Presse régionale : ne reste-t-il que des souvenirs ?

Presse régionale
Salah Dridi

Samedi 27 novembre 2021, une cinquantaine de professionnels des médias (enseignants de journalisme, directeurs de médias, journalistes,…) et des représentants de la société civile du gouvernorat de Bizerte commémoraient le premier anniversaire du décès de Salah Dridi, doyen de la presse régionale en Tunisie. L’occasion de débattre du souvenir de la presse régionale en Tunisie et de son nécessaire renouveau.

La presse régionale imprimée s’essouffle. Elle est quasiment en train de rendre l’âme. Le constat est sévère. Il est cependant réel. Samedi 27 novembre 2021, une cinquantaine de professionnels des médias (enseignants de journalisme, directeurs de médias, journalistes,…) et des représentants de la société civile du gouvernorat de Bizerte ont débattu largement de la question des conditions d’exercice de la presse régionale. Et ce, notamment après la révolution du 14 janvier 2021.

L’occasion était toute trouvée avec l’organisation d’un séminaire sur « La presse régionale: les problématiques et les défis ». Une rencontre tenue lors de la commémoration du premier anniversaire du décès de Salah Dridi (notre photo), doyen de la presse régionale en Tunisie.

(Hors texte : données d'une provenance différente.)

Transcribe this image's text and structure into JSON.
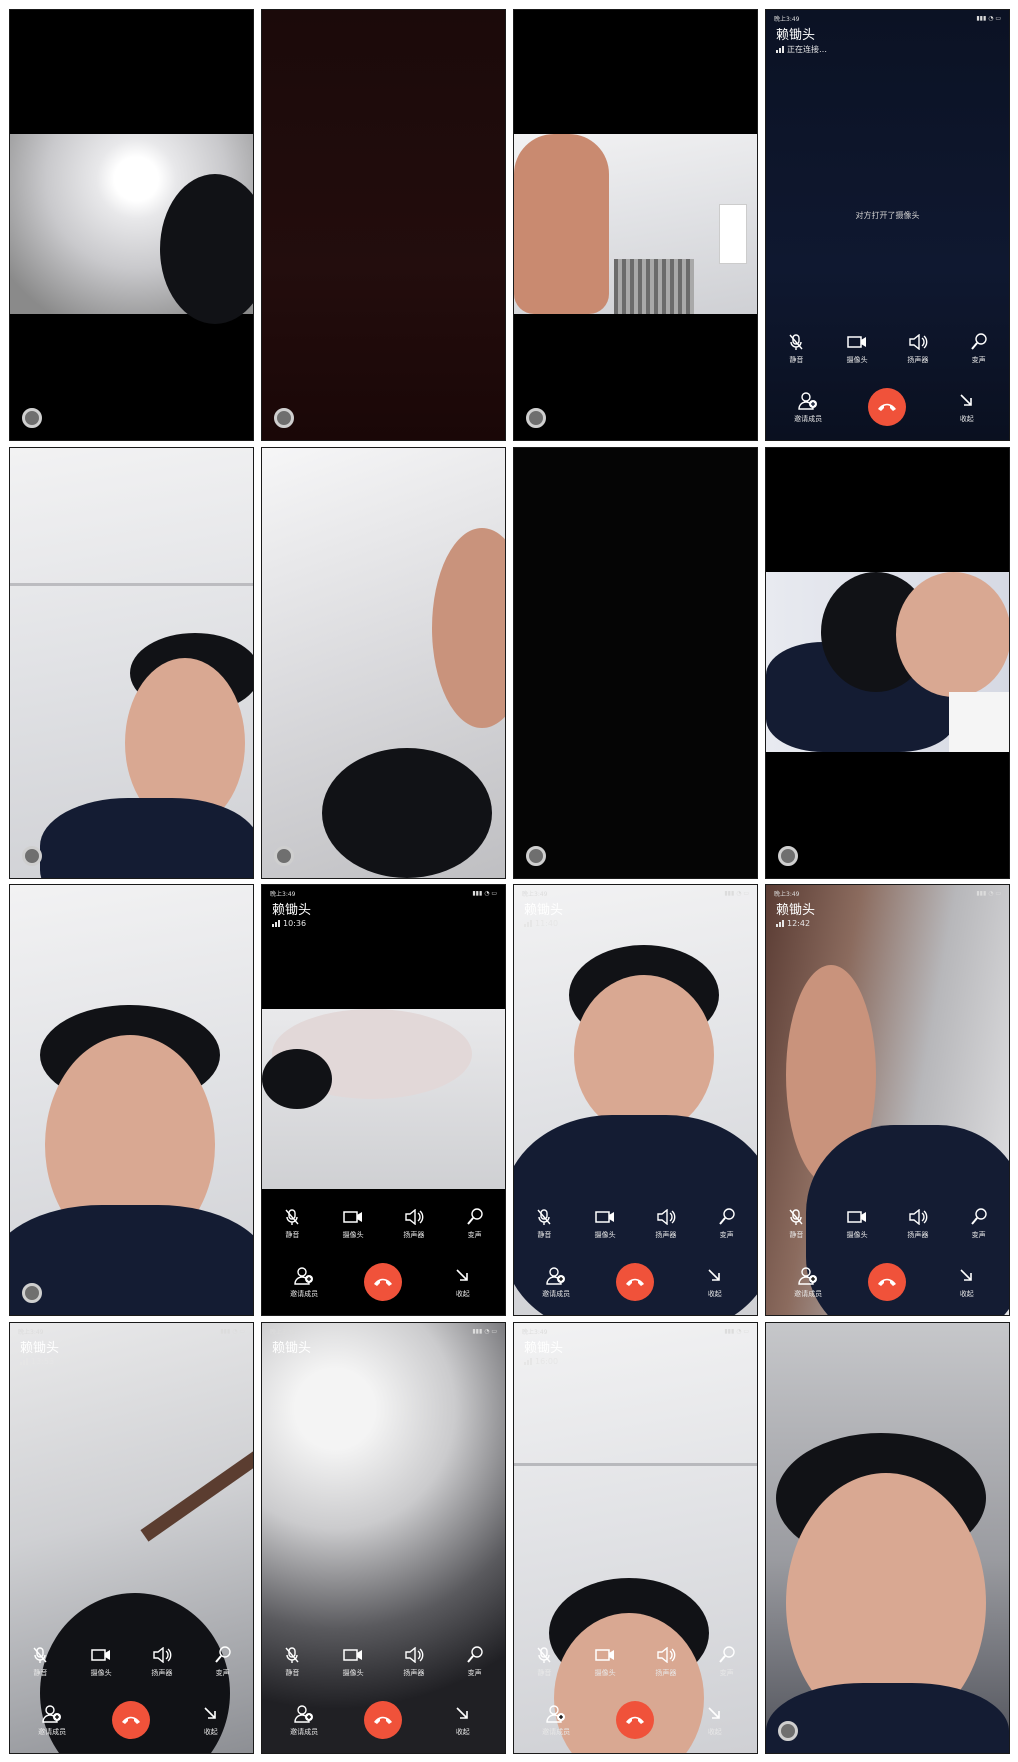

Ainsi, Salah Dridi créait, le 15 octobre 1967, le premier journal régional tunisien de l’ère de l’indépendance, « Le canal », à Bizerte. Un journal dont il présentait alors, en main propre, le premier numéro au leader Habib Bourguiba. Ce dernier était venu célébrer le quatrième anniversaire de l’évacuation de la ville par l’armée française.

Une obligation inscrite dans la loi

Ensuite, le journal a tenu tant bien que mal jusqu’à 2011. Date à laquelle nombre de journaux imprimés ont cessé du reste de paraître. Ou entamé ce qui ressemble à une longue traversée du désert. Pour les raisons qui n’ont pas manqué d’être citées. Dont un désengagement de l’Etat qui a cessé de prêter main forte à la presse imprimée en général. Car, auparavant, il offrait des annonces publicitaires et une dotation budgétaire qui permettaient de financer quelques menus dépenses.

En cause donc les aides de l’Etat à la presse qui sont une obligation inscrite dans la loi. C’est ce que soulignera, dans une intervention remarquée, Salaheddine Dridi, maître-assistant à l’Institut de Presse et des Sciences de l’information (IPSI) de Tunisie et ancien responsable du secteur de médias. En effet, afin de favoriser la diversité des opinions et la présence d’une presse rendant compte de cette diversité, l’article 32 de la Constitution de janvier 2014 stipule clairement que: « L’État garantit le droit à l’information et le droit d’accès à l’information » (Art. 32).

L’information un outil du développement

Et si l’ère du post-media offrait les moyens de relancer la presse régionale en Tunisie? Il s’agit des moyens que permet aujourd’hui l’internet avec sa panoplie de blogs, de réseaux sociaux et de journaux électroniques. La question posée par l’universitaire a suscité un long débat.

Un événement qui a été propice aux rencontres entre médiateurs de toutes les générations. Il permettait également de revenir notamment sur le vécu d’un journal régional, « Le canal ». S’il a connu bien des réussites, les difficultés ne manquèrent pas. En raison principalement d’entraves structurelles; dont l’exiguïté du marché et le manque de ressources publicitaires. Mais dont les promoteurs étaient des militants sincères. Et qui ont bénéficié d’un courant qui croyait, dur comme fer, que l’information ne pouvait être qu’un outil du développement. Salah Dridi est l’un d’entre eux.